Seven cases of illegal nature destruction have not been properly challenged by the European Commission – the body responsible for enforcing EU nature protection rules.

A new study from the European Environmental Bureau (EEB), Birdlife Europe, Friends of the Earth Europe, and WWF has laid out how cases of violations are regularly delayed, neglected or undermined as a result of inaction from the European Commission.

The violations include plans for destructive river dredging on the Doñana wetlands in southern Spain, grassland deterioration as a result of intensive farming in Germany, and the threat of further hydropower development in Romania. Turtle nesting in Cyprus is also under threat from tourism development, and breeding habitats for meadow birds are not being preserved in the Netherlands.

Only the recent prosecution of the Polish government over illegal deforestation in Białowieża stands out as an exception.

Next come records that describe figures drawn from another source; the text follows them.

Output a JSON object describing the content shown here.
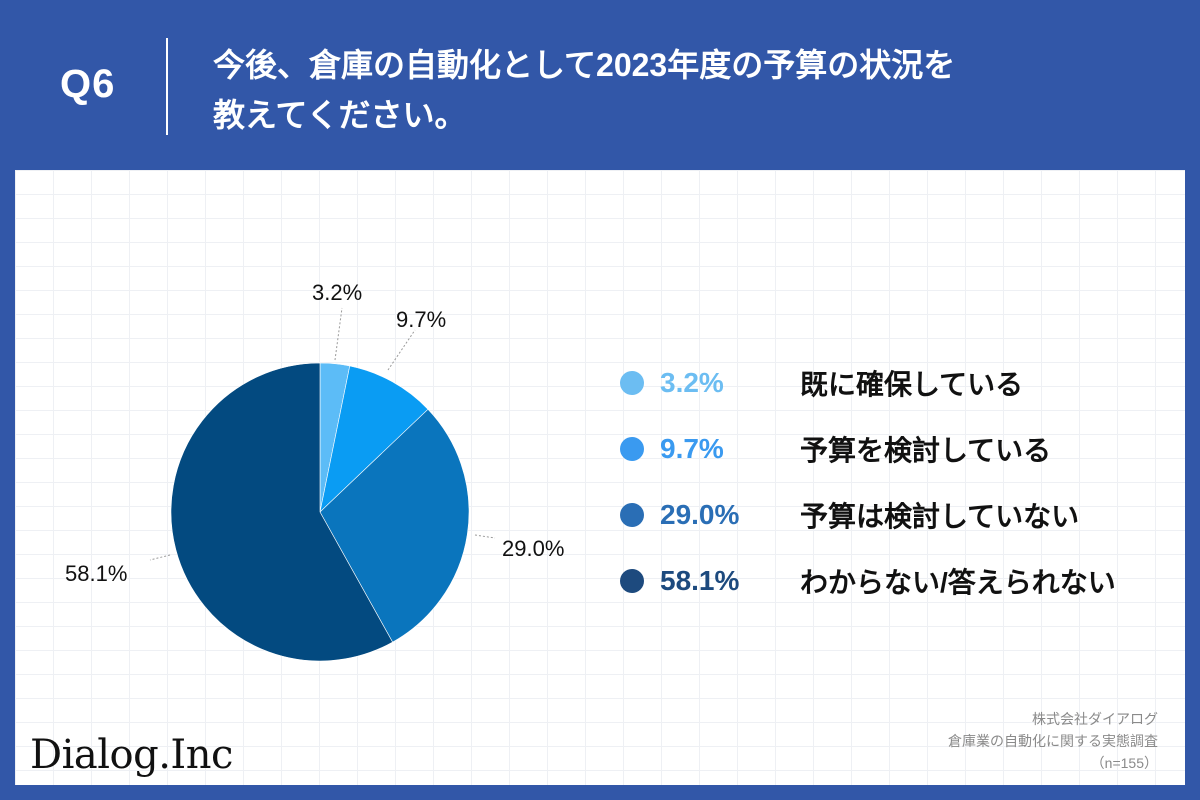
{
  "header": {
    "question_number": "Q6",
    "title_line1": "今後、倉庫の自動化として2023年度の予算の状況を",
    "title_line2": "教えてください。"
  },
  "colors": {
    "background": "#3257a8",
    "slice_1": "#5cbcf7",
    "slice_2": "#0a9cf3",
    "slice_3": "#0a75bd",
    "slice_4": "#034a80",
    "legend_1": "#6cbdf2",
    "legend_2": "#3a9af0",
    "legend_3": "#2a6eb5",
    "legend_4": "#1d4a7e"
  },
  "pie_labels": {
    "slice_1": "3.2%",
    "slice_2": "9.7%",
    "slice_3": "29.0%",
    "slice_4": "58.1%"
  },
  "legend": [
    {
      "pct": "3.2%",
      "text": "既に確保している"
    },
    {
      "pct": "9.7%",
      "text": "予算を検討している"
    },
    {
      "pct": "29.0%",
      "text": "予算は検討していない"
    },
    {
      "pct": "58.1%",
      "text": "わからない/答えられない"
    }
  ],
  "footer": {
    "logo": "Dialog.Inc",
    "company": "株式会社ダイアログ",
    "survey": "倉庫業の自動化に関する実態調査",
    "sample": "（n=155）"
  },
  "chart_data": {
    "type": "pie",
    "title": "今後、倉庫の自動化として2023年度の予算の状況を教えてください。",
    "categories": [
      "既に確保している",
      "予算を検討している",
      "予算は検討していない",
      "わからない/答えられない"
    ],
    "values": [
      3.2,
      9.7,
      29.0,
      58.1
    ],
    "unit": "%",
    "start_angle": "12 o'clock, clockwise",
    "legend_position": "right",
    "sample_size": "n=155"
  }
}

On 17 April the EU Court of Justice ruled that Poland broke EU nature protection rules by increasing the number of logging licences granted for Białowieża forest, a UNESCO World Heritage Site which is part of the EU’s ‘Natura 2000’ network of protected sites where nature-damaging activities are restricted. The case was brought to the EU Court of Justice by the European Commission when it called on the EU court to slap a hefty fine on the Polish government following its refusal to respect an emergency ban on logging in Bialowieza that was issued by the EU court in July 2017.

Sergiy Moroz, Senior Policy Officer from the European Environmental Bureau (EEB) said:

“When protected nature is in trouble – whether from illegal logging, damaging projects, or intensive agriculture – the European Commission is often nature’s last line of defence. With many EU governments systematically failing to apply EU nature laws, the European Commission must act as a reliable back-stop and take prompt infringement action to conserve Europe’s precious natural habitats.”

Exactly one year ago the Commission published its ‘Action Plan’ to better protect nature, following a huge public #NatureAlert campaign to save EU nature laws.

But questions remain surrounding how proactive the Commission is when it comes to challenging illegal destruction.

Ariel Brunner, Senior Head of Policy for BirdLife Europe & Central Asia said:

“In public, the European Commission stresses the importance of the role the rule of law plays as a fundamental value of the EU. But when it comes to enforcing the environmental acquis, there is a clear lack of action. That not only concerns prominent cases like ‘Dieselgate’, but many other cases relating to the non-implementation of EU’s Nature Directives. Here the European Commission is gambling with the future of Europe, contributing to the citizens lack of trust in the institutions.”